Il Consiglio di Stato, con recente sentenza della Terza Sezione n.**** del 10 gennaio 2018, si è pronunciato sull’innovativo meccanismo di commissariamento dell’impresa introdotto dall’ art. 32 del cd. “D.L. Anticorruzione”, il cui scopo è quello di garantire la completa esecuzione degli appalti e neutralizzare il rischio derivante dall’infiltrazione criminale nelle imprese.
La suddetta gestione commissariale, espressamente qualificata come attività di pubblica utilità (poiché risponde, primariamente, all’interesse generale di assicurare la realizzazione dell’opera), ha lo scopo, attraverso l’intervento del Prefetto, non soltanto di garantire l’interesse pubblico alla completa esecuzione dell’appalto ma anche di sterilizzare la gestione del contratto “oggetto del procedimento penale” dal pericolo di acquisizione delle utilità, illecitamente captate, in danno della pubblica amministrazione e, sotto tale profilo, rappresenta uno strumento di autotutela contrattuale previsto direttamente dalla legge.
La suddetta speciale forma di commissariamento è una misura ad contractum, secondo l’espressione riportata anche nelle linee guida dell’Anac, poiché riguarda soltanto il contratto (e la sua attuazione) e non la governance dell’impresa ed in ciò si distingue dalle misure di prevenzione patrimoniali disposte ai sensi del D.Lgs. n. 159/2011 (c.d. codice antimafia).

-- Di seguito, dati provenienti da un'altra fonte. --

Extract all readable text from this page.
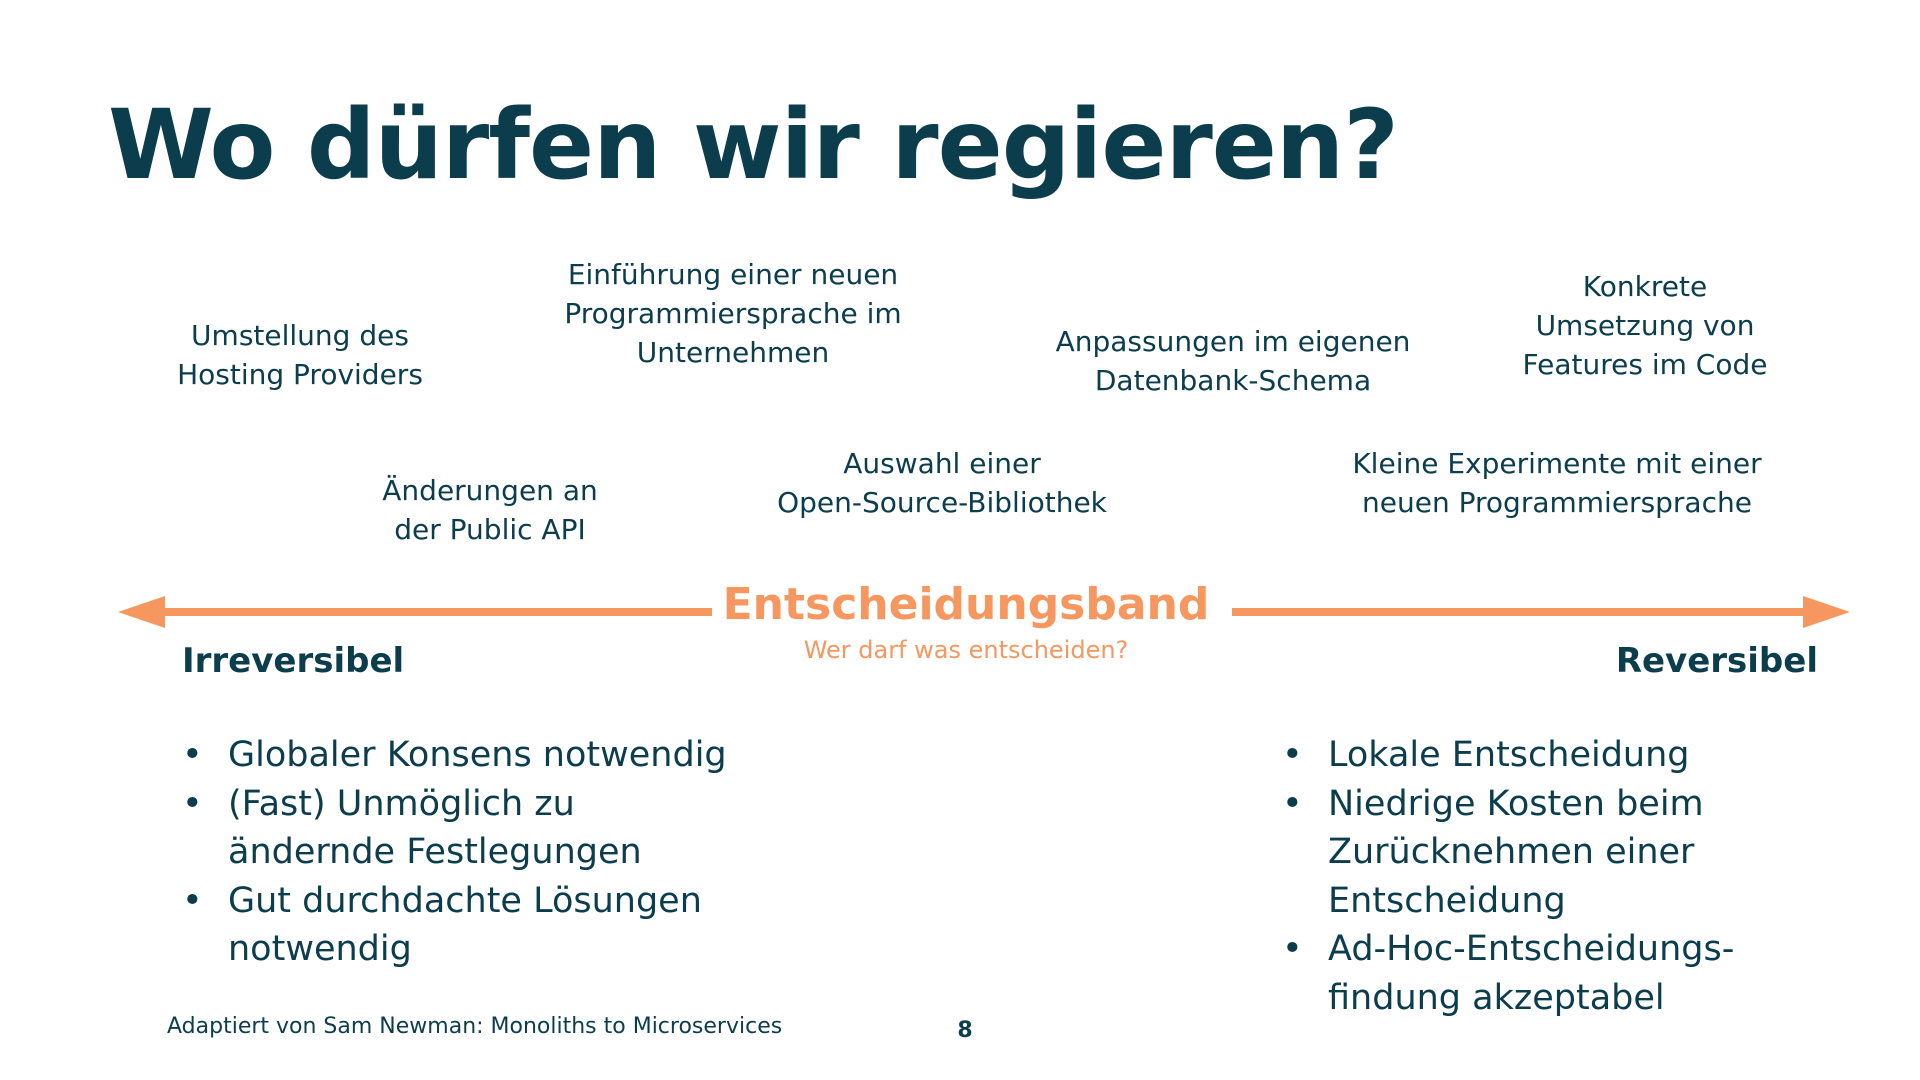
Wo dürfen wir regieren?
Umstellung des
Hosting Providers
Einführung einer neuen
Programmiersprache im
Unternehmen	Anpassungen im eigenen
Datenbank-Schema
Konkrete
Umsetzung von
Features im Code
Änderungen an
der Public API
Auswahl einer
Open-Source-Bibliothek
Kleine Experimente mit einer
neuen Programmiersprache
Entscheidungsband
Wer darf was entscheiden?
Irreversibel	Reversibel
• Globaler Konsens notwendig
• (Fast) Unmöglich zu
ändernde Festlegungen
• Gut durchdachte Lösungen
notwendig
• Lokale Entscheidung
• Niedrige Kosten beim
Zurücknehmen einer
Entscheidung
• Ad-Hoc-Entscheidungs-
findung akzeptabel
Adaptiert von Sam Newman: Monoliths to Microservices	8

La ratio dell’ istituto è quella di consentire il completamento dell’opera nell’esclusivo interesse dell’amministrazione concedente mediante la gestione del contratto in regime di “legalità controllata”.
A tal fine, il settimo comma dell’art. 32 cit., impone l’accantonamento degli utili che dal contratto commissariato derivano; tale accantonamento è diretto a scongiurare il paradossale effetto di far percepire, proprio attraverso il commissariamento, il profitto dell’attività criminosa; in coerenza sia con la disposizione generale che consente nel processo penale di disporre la confisca del profitto del reato (art. 240 c.p.), sia avuto riguardo, nella fattispecie, alla speciale disposizione di cui all’art. 322 ter c.p..
I suddetti utili devono essere accantonati nella loro totalità, ciò in quanto la legge pone una regola cautelare in sé autosufficiente e volta a garantire, in corso di commissariamento, che tutti i ricavi maturati che derivano dal contratto amministrato siano impiegati esclusivamente a copertura dei costi.
Quest’ultima è una regola cautelare che si affianca alla gestione controllata del contratto e completa il sistema di tutela dell’interesse pubblico, aggiungendo all’interesse alla prosecuzione del contratto commissariato anche la salvaguardia del recupero “patrimoniale” che può conseguire dalla definizione dei procedimenti penali.
La norma in esame, art. 32 del cd. “D.L. Anticorruzione”, ha una vera e propria portata innovativa giacché, prima della sua entrata in vigore, l’unica alternativa praticabile in presenza di fenomeni corruttivi era quella del recesso dall’esecuzione del contratto.